Ich beginne den Reigen mit zwei LG-Entscheidungen zu den Beiordnungsgründen, und zwar:

Ein geringfügiges Delikt rechtfertigt nicht schon dann die Bejahung des Merkmals der „Schwere der Tat“ im Sinne von § 140 Abs. 2 StPO, weil später voraussichtlich eine Freiheitsstrafe/ (Einheits-) Jugendstrafe von mehr als einem Jahr unter Berücksichtigung des hiesigen geringfügigen Delikts zu erwarten ist. Vielmehr ist eine Prüfung im Einfall erforderlich, ob das andere Verfahren und die Erwartung einer späteren Gesamtstrafe/Einheitsjugendstrafe das Gewicht des abzuurteilenden Falles tatsächlich so erhöht, dass die Mitwirkung des Verteidigers geboten ist.

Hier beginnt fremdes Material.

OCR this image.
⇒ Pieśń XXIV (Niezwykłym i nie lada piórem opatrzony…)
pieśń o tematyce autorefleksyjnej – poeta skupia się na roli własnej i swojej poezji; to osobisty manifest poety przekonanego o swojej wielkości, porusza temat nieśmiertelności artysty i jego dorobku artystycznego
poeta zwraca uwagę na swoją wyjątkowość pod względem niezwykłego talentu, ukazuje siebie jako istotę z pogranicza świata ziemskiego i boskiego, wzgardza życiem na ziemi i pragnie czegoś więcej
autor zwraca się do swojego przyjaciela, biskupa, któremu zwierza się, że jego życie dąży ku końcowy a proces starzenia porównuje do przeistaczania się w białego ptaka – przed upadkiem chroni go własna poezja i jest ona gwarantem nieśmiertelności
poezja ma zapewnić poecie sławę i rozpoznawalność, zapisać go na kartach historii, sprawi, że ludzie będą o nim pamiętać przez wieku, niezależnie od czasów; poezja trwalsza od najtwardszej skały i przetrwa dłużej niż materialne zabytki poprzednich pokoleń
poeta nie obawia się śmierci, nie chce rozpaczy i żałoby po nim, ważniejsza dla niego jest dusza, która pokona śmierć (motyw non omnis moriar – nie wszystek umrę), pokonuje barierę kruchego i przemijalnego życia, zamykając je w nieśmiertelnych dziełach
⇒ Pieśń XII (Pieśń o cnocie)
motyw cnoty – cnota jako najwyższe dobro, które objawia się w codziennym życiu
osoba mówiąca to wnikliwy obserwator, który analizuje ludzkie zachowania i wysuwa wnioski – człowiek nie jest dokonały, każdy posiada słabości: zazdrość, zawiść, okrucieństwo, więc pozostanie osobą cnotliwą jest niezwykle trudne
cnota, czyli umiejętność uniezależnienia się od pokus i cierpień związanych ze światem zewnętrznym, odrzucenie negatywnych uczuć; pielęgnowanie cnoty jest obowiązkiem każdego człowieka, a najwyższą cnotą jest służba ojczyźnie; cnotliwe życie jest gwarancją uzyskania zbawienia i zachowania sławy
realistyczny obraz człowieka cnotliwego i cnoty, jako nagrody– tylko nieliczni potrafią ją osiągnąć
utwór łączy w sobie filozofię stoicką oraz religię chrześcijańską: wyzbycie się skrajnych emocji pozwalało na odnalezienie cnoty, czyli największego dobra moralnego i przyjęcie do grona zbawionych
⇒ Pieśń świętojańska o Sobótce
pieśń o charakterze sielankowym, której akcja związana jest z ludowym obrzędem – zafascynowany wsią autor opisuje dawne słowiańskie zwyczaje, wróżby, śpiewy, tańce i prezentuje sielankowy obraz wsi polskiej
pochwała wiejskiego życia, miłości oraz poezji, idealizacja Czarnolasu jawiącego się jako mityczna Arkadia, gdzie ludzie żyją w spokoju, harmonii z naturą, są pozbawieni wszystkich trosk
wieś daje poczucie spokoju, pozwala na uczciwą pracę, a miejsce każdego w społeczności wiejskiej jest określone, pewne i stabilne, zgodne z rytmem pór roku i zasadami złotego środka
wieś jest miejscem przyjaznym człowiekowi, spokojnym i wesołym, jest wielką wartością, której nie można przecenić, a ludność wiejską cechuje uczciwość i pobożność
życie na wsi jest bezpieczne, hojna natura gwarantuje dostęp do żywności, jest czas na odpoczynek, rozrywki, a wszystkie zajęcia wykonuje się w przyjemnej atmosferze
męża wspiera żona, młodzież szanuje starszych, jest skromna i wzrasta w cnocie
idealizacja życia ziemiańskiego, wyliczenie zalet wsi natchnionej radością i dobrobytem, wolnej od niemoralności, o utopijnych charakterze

Es macht nicht jede Bestellung eines Betreuers – auch nicht für den Aufgabenkreis Vertretung gegenüber Behörden – die Beiordnung eines Pflichtverteidigers erforderlich, sondern es ist jeweils eine Einzelfallprüfung vorzunehmen. Ist aber die Betreuung mit einem weiten Aufgabenkreis eingerichtet worden und besteht sogar ein Einwilligungsvorbehalt für Vermögensangelegenheiten ist ein Pflichtverteidiger zu bestellen.